Google can afford to lose its Chinese search revenue, but a shutdown will hurt the Android platform, say analysts
Google gets about one percent of its revenue from China’s 360 million users. But if the search giant pulls out of China, the impact might be greater on its nascent mobile business, according to analysts.
Google threatened to cease operations in China after it discovered some Gmail accounts had been hacked, using an exploit which is now circulating online. The threat led many experts to wonder what the company’s exit from the country might do to its search business.
Some look at Google’s current search market share and search revenues in China and say such a move would have little impact. Google’s China search share at 31 percent and analysts say Google banks about $300 to $600 million from search advertising in China or between 1 to 2 percent of the company’s total revenues.
But it’s hard to imagine how Google wouldn’t be impacted by leaving China. The country has some 360 million Web users. Google butters its bread online with advertising and that value proposition extends its Android mobile operating system effort.
Google has only just begun selling the Android-based Nexus One smartphone through its new retail Webstore channel.

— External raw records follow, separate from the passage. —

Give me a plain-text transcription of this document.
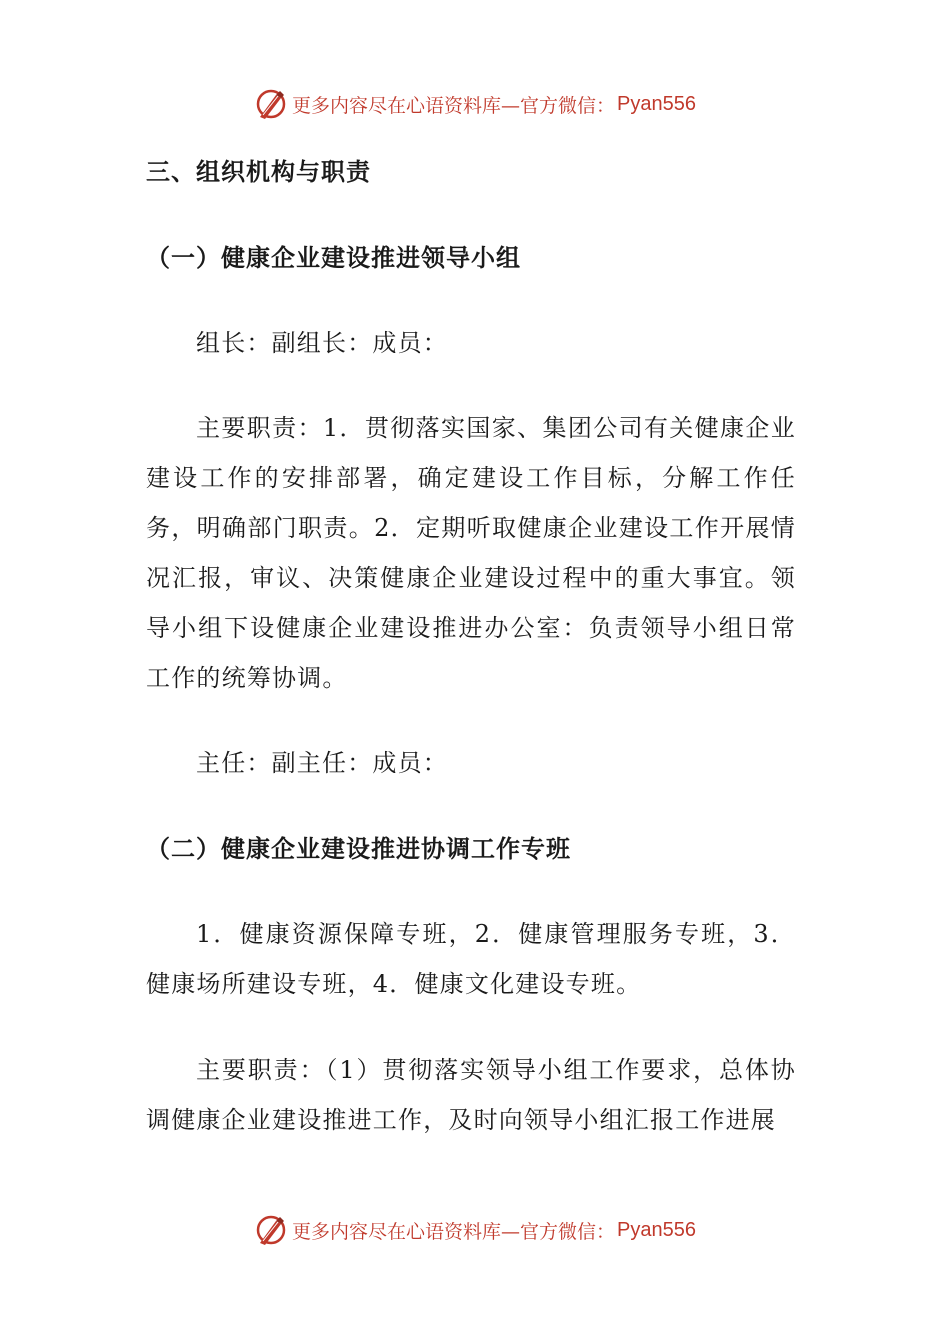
更多内容尽在心语资料库—官方微信： Pyan556
三、组织机构与职责
（一）健康企业建设推进领导小组
组长：副组长：成员：
主要职责：1．贯彻落实国家、集团公司有关健康企业建设工作的安排部署，确定建设工作目标，分解工作任务，明确部门职责。2．定期听取健康企业建设工作开展情况汇报，审议、决策健康企业建设过程中的重大事宜。领导小组下设健康企业建设推进办公室：负责领导小组日常工作的统筹协调。
主任：副主任：成员：
（二）健康企业建设推进协调工作专班
1．健康资源保障专班，2．健康管理服务专班，3．健康场所建设专班，4．健康文化建设专班。
主要职责：（1）贯彻落实领导小组工作要求，总体协调健康企业建设推进工作，及时向领导小组汇报工作进展
更多内容尽在心语资料库—官方微信： Pyan556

If Google ceased to do business in China, surely its opportunities to sell Android-based phones such as the Nexus One there would dry up like a desert. That depends on who you ask.
Workarounds could keep Androids in China
Gartner analyst Ken Dulaney pointed out that because while Google would not be selling its own Android phone, the Android operting system is open source, so software developers and manufacturers in China are free to do what they want. “I doubt the Chinese will care if it’s free code.”

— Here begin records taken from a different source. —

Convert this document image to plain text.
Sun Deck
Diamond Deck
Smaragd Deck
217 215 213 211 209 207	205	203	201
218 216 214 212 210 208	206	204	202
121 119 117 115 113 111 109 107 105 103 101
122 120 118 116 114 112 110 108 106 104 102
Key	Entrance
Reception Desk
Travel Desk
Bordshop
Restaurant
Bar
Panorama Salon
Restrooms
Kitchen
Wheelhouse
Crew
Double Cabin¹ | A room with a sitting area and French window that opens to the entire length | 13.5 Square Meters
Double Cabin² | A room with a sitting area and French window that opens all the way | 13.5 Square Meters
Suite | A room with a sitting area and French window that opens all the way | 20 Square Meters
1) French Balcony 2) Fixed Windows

That would be different from the case of the iPhone: if Apple were to exit China, the channel for its iPhone would effectively dry up because Apple is the sole force behind the successful smartphone. Operators just service it and iPhone developers are at the mercy of Apple. Thanks to its open source genesis, Android could survive the Google imbroglio in China.
Others think Android would have more problems. Enderle Group analyst Rob Enderle believes that if Google moves out of China and China blocks access to Google services then the platform is effectively dead there. Even so, there is a workaround.
“However, Google could license their tools to a Chinese company or another firm who has a better relationship with China to get around this and I expect that is what they would do. So while initially it would create some problems there are workarounds and I would expect Google to take them.”